The eight-hour interview with the subject, Ned Cobb, resulted in her husband's book "All God's Dangers: The Life of Nate Shaw," which won the National Book Award. The subject's great-granddaughter, Sharlene Cobb, joined Theodore Rosengarten during a program at Circular Congregational Church in March.
Avery Research Center
Among those involved in the alliance is Deborah Wright, coordinator of special projects at Avery Research Center for African American History and Culture.
Wright conducts oral interviews with local sweetgrass basketmakers about the basketmaking tradition brought to the Lowcountry by enslaved Africans.
"I want them to tell their stories about why they make baskets, who trained them. I want them to talk about how they feel about basketmaking and to get an understanding about how they feel about the tradition, whether they think young people will continue it in the future, whether they feel a connection to Africa."

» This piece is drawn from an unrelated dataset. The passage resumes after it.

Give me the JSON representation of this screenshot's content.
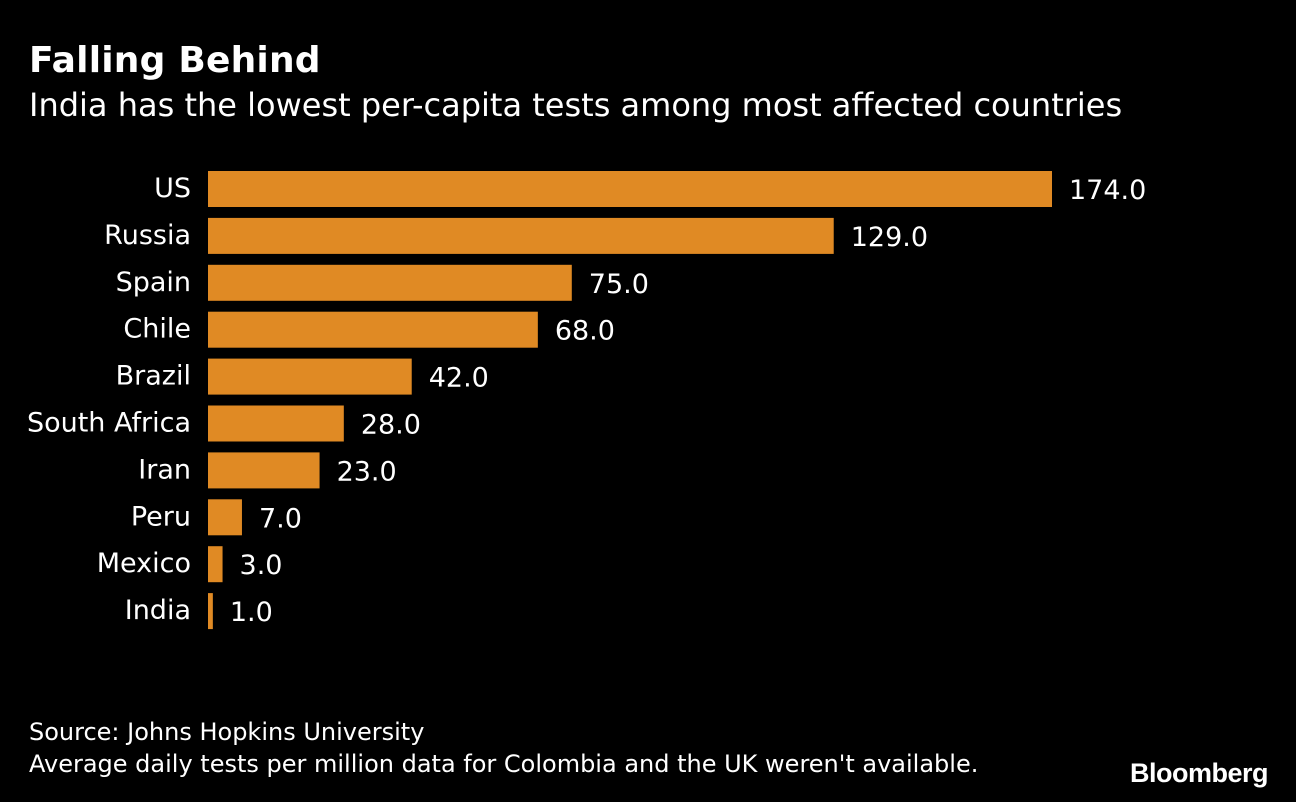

Wright said the community of local basketmakers is too important not to be documented properly.
When researchers visit Avery, they can hear recordings of the interviews with the basketmakers or read the interview transcripts. If basketmakers requested that researchers have their permission before using the information, Avery has placed those restrictions on its use.
"I remember the time when the academics didn't do this," Wright said. "A person's story was not considered accurate information. But there is something to be gleaned from that too. There is room for the study of folk history and folk culture in the academy now."
North Charleston
Ryan Johnson, a staff assistant in North Charleston Mayor Keith Summey's office, has been interviewing the older people involved in founding the city since October. He's focused on former Mayors John Bourne and Bobby Kinard and past City Council members.
"We are not committing all of our resources," Johnson said. "We do a few here and a few there. We really need to get these stories documented. We would like to see them used publicly. To fully understand the community, you don't just look at facts and figures and things.
"We had a community member die who was essential in starting our Cultural Arts Department," Johnson said. "Of course, we have all of the hard facts, but we really did not have the social aspect that we needed to give the human perspective. That makes the history more colorful."
Carolinas Conversations
The Carolinas Conversations Collection is a digital collection of transcribed audio and video recordings of conversations about health that can be used for research, said Charlene Pope, principal investigator and archivist.
The digital collection, to be archived at the Medical University of South Carolina, records oral interviews with local people and those across the Carolinas who are older than 65, come from various ethnic groups and have a range of illnesses.
Research of orally communicated information indicated a vital need for a project to collect health information from older people across racial, ethnic and language groups, Pope said.
The three-year project, funded by the National Library of Medicine of the National Institutes of Health, is designed to help remedy that situation.
Interviewees are questioned first by MUSC student volunteers, then by volunteers from around the Carolinas as to how they acquired and live with their disease. The manner in which an interviewee responds to questions about the disease is studied for clues as to cultural differences in attitudes about having and treating it.
The interviewees sign a Health Insurance Portability and Accountability Act authorization form and the project gives them aliases to protect their privacy.
The Web-based collection of oral histories, set to go online in 2010, will be arranged so researchers can retrieve information by diseases, ethnicity and gender. Any researcher who wants to access the database will have to submit a proposal to Carolina Conversations.